I have a problem and I know just about every LDS youth does too. At a church dance you get a girl to dance but after that it is the conversation. This is usually what with holds me from asking people to dance. When I dance I don’t like to bore people with what’s your favorite color and maybe sports. After those I can't seem to hold a conversation during a dance. So how do you hold a great conversation that girls will love while dancing?
Thanks,
Speechless
Dear Speechless,
Hey, you’re not alone – the fear of having to strike up a conversation not only keeps many kids from dancing, it keeps many adults from getting married. That’s why taking advantage of this social opportunity is so important!
Two things:
1) You’re putting too much emphasis on the importance of this moment. I know I said in the previous paragraph that it IS important, but what I mean is that The Activity is important, not every single conversation. Keep in mind that you’re just talking; it’s no big deal.
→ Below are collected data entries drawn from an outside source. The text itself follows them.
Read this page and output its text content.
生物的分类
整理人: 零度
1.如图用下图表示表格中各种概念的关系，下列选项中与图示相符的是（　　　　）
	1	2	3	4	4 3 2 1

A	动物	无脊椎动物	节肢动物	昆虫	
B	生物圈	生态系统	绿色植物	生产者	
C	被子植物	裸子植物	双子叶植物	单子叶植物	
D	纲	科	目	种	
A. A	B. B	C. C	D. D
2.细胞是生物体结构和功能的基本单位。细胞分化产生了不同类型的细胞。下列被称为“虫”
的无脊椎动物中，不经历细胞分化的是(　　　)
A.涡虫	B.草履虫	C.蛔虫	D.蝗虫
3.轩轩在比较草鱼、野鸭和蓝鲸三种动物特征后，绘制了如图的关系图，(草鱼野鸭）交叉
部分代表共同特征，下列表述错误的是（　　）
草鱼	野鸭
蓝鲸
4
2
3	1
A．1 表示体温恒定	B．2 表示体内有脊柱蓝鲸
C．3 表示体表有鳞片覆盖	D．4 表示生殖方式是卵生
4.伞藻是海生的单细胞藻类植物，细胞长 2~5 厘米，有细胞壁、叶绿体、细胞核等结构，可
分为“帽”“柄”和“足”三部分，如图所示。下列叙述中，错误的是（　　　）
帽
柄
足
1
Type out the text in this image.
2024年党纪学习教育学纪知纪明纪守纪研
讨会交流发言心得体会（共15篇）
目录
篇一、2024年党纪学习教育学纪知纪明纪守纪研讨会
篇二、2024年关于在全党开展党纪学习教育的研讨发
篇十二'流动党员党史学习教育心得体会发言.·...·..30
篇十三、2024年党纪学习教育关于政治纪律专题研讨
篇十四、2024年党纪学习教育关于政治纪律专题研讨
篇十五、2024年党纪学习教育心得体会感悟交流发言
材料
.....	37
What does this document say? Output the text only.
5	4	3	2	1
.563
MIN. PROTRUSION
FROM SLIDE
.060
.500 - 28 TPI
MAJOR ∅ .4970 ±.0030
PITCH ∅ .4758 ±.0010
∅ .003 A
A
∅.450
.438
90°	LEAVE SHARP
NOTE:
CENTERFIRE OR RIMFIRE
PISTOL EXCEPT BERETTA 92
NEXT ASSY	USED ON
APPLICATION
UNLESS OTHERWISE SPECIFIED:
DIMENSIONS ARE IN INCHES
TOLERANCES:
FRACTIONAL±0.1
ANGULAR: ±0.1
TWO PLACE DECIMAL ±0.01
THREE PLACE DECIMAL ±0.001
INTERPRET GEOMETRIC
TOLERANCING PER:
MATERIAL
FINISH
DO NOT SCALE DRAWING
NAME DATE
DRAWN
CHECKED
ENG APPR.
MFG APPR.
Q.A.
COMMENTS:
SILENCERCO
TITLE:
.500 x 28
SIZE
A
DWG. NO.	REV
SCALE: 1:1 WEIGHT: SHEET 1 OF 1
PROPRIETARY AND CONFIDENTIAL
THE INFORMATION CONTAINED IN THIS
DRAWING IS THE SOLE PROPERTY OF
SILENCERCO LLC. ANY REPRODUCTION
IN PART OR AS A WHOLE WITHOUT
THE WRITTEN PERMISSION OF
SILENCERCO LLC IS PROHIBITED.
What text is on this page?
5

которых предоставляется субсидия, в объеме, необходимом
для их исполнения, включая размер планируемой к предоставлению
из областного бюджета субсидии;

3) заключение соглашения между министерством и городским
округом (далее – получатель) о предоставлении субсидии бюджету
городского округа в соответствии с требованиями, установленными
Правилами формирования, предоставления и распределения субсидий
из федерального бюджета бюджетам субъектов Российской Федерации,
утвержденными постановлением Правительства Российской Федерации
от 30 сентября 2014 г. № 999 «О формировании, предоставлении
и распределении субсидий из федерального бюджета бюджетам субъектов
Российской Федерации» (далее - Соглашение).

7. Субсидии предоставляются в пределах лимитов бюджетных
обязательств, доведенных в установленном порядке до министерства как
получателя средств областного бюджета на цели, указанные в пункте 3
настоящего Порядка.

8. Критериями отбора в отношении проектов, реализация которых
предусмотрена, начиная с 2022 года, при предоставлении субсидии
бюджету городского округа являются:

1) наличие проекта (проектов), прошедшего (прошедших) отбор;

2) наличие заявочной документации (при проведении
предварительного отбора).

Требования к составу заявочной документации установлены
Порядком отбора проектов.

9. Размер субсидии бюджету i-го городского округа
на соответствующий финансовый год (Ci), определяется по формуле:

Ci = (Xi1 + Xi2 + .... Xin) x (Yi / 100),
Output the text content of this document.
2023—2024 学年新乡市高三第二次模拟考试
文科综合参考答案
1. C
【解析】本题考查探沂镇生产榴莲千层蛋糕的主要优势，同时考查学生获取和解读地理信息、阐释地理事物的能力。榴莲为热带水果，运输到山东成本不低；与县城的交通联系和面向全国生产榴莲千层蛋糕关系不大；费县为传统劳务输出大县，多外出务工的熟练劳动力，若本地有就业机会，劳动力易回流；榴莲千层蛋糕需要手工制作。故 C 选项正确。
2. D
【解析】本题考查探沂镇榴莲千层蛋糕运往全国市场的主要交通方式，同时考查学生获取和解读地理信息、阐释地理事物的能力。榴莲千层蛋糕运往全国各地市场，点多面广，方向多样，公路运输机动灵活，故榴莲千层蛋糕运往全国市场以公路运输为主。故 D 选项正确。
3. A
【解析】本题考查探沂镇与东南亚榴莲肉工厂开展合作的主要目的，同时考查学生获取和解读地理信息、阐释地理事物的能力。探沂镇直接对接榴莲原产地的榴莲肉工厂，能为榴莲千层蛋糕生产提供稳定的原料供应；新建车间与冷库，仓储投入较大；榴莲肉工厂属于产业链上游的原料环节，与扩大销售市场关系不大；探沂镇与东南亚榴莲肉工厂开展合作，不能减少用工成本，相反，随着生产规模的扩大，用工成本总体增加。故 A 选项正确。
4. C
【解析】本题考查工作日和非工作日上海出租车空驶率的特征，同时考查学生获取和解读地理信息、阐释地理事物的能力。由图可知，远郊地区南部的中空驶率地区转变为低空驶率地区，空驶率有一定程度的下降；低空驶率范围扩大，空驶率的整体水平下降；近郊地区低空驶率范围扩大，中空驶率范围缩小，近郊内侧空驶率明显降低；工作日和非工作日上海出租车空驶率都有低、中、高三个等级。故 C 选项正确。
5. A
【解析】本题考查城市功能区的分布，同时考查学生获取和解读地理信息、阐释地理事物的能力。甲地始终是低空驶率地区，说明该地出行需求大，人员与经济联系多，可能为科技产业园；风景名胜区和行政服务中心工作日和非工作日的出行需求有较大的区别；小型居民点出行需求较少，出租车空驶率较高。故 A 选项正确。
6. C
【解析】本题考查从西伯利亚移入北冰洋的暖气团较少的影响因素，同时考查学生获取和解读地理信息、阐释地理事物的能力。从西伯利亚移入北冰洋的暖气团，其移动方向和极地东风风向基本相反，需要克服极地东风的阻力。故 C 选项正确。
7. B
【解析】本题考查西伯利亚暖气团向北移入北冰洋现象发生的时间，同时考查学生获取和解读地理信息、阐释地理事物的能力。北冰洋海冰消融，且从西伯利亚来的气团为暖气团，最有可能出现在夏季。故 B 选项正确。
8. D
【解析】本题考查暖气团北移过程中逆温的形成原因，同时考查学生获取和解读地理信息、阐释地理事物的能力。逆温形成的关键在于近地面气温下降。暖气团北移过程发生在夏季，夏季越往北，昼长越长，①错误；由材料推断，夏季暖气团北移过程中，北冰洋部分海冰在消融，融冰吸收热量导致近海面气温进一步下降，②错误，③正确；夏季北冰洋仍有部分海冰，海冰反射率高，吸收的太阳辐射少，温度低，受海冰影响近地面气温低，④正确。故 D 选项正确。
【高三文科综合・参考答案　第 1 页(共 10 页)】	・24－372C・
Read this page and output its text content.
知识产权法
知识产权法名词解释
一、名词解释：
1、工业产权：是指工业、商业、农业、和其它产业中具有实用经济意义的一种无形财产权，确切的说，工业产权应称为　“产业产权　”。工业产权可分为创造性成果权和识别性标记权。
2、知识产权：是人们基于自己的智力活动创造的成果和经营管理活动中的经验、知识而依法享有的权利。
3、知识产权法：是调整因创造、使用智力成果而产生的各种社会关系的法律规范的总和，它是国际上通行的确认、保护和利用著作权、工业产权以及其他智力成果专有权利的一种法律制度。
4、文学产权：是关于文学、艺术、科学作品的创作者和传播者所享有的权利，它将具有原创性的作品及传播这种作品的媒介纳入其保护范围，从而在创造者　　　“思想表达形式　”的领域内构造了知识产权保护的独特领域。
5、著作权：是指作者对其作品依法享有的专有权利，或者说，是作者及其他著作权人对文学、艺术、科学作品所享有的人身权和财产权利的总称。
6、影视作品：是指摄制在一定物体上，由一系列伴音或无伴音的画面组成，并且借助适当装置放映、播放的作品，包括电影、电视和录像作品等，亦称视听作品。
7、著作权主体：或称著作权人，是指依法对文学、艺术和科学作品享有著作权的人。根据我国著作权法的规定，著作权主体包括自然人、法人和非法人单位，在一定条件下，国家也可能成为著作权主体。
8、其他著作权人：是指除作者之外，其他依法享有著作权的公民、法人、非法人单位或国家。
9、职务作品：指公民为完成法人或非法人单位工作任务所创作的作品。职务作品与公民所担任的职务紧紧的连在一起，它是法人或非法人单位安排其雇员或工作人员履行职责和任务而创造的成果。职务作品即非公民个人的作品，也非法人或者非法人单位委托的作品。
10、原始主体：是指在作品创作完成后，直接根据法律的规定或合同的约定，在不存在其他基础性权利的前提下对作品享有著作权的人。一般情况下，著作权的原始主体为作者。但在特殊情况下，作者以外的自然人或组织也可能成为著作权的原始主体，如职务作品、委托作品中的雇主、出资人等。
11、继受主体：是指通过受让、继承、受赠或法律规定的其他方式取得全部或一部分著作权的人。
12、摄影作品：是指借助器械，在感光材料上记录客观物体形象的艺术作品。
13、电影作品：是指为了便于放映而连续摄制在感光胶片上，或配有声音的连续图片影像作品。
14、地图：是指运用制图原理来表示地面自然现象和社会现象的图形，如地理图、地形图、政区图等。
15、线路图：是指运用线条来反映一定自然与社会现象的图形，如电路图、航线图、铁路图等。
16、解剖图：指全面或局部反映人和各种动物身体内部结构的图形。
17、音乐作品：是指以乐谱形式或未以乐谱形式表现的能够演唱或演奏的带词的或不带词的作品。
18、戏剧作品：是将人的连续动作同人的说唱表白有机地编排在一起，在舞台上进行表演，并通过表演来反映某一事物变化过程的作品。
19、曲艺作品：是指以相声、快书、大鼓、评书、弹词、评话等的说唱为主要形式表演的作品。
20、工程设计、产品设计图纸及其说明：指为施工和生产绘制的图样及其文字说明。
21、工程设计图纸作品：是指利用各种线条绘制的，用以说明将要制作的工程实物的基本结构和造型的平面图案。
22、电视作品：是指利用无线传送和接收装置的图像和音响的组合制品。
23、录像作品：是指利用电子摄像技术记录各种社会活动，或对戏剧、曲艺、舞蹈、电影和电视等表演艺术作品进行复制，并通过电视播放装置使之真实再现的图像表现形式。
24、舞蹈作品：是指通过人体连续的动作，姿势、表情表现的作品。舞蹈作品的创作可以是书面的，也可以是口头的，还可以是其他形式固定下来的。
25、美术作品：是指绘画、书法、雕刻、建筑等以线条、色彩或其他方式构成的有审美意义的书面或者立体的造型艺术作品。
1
2) You need to stop thinking about What You’ll Say, and instead focus on What She Says. That’s the Art of Good Conversation: it’s not about You, it’s about the other person. Yes, you should politely, thoroughly and appropriately answer the questions you get asked (which doesn’t mean you have to tell everybody anything they want to know), but your focus needs to be on the other person; on her interests and thoughts, not yours.
To that end, here’s:
Bro Jo’s “LIST OF STUFF YOUNG GUYS CAN ASK GIRLS ABOUT WHEN DANCING”
(or any other time they want to start up a conversation)
• Things that are going on in her life.
o School What are her favorite classes and teachers?
What are her least favorite?
Where does she dream of going to college?
What would she like to study in college?
o Activities
Does SHE play sports?
Does she play a musical instrument?
What does she do in her free time?
• Relationships
o Friends
Who does she hang out with?
Are her friends here at the dance?
o Boys
Does she have a boyfriend? (could be very helpful to know)
Has she been on any good dates lately? (Imagine the wealth of knowledge gleaned from that one!)
o Siblings
How many?
Where is she at in the order?
Does she get along with them?
o Parents
What do they do for work?
What are they like?
• Things about her. (Some of these are only for the Brave and Intelligent)
o Where did she get that dress she looks so beautiful wearing?
o Does she like the music being played at the dance?
o Does she go to many Church Dances?
o What is she looking for in her “Dream Guy”?
The point is that you can Talk about LOTS OF STUFF. And the key is that when you ask her a question, LISTEN to What She is Saying, so that you can respond intelligently when she’s done. Every answer she gives you should clue you into a follow up question to ask.
(Notice that I said “ask”, not “comment”. If she asks you a question, THEN you can comment, but it is not your job to ask her questions so you can give commentary on her answers)
Even if you’re dancing with a girl you already know fairly well, you can still find out More about Her.
Oh! And the most important thing you MUST ask Every Girl you're dancing with (unless you already know the answer): Her Name!
Always ask that first! "Hey, thanks for Dancing with Me. So, what's your name?"
Don't be shy; ask her name right away!
From my dancing experience, the best dances I've ever had are with guys who not only held conversations, but were actually interested in what I was saying. I suggest you really go out there and try to get to know somebody. That tends to make the dance more enjoyable for both dancers. :)
ReplyDeleteI agree. Some of the best dances I've had are the ones where the guy is easy to talk to. It's not fun if I'm having to try and make forced conversation; it's almost as awkward as no talking at all!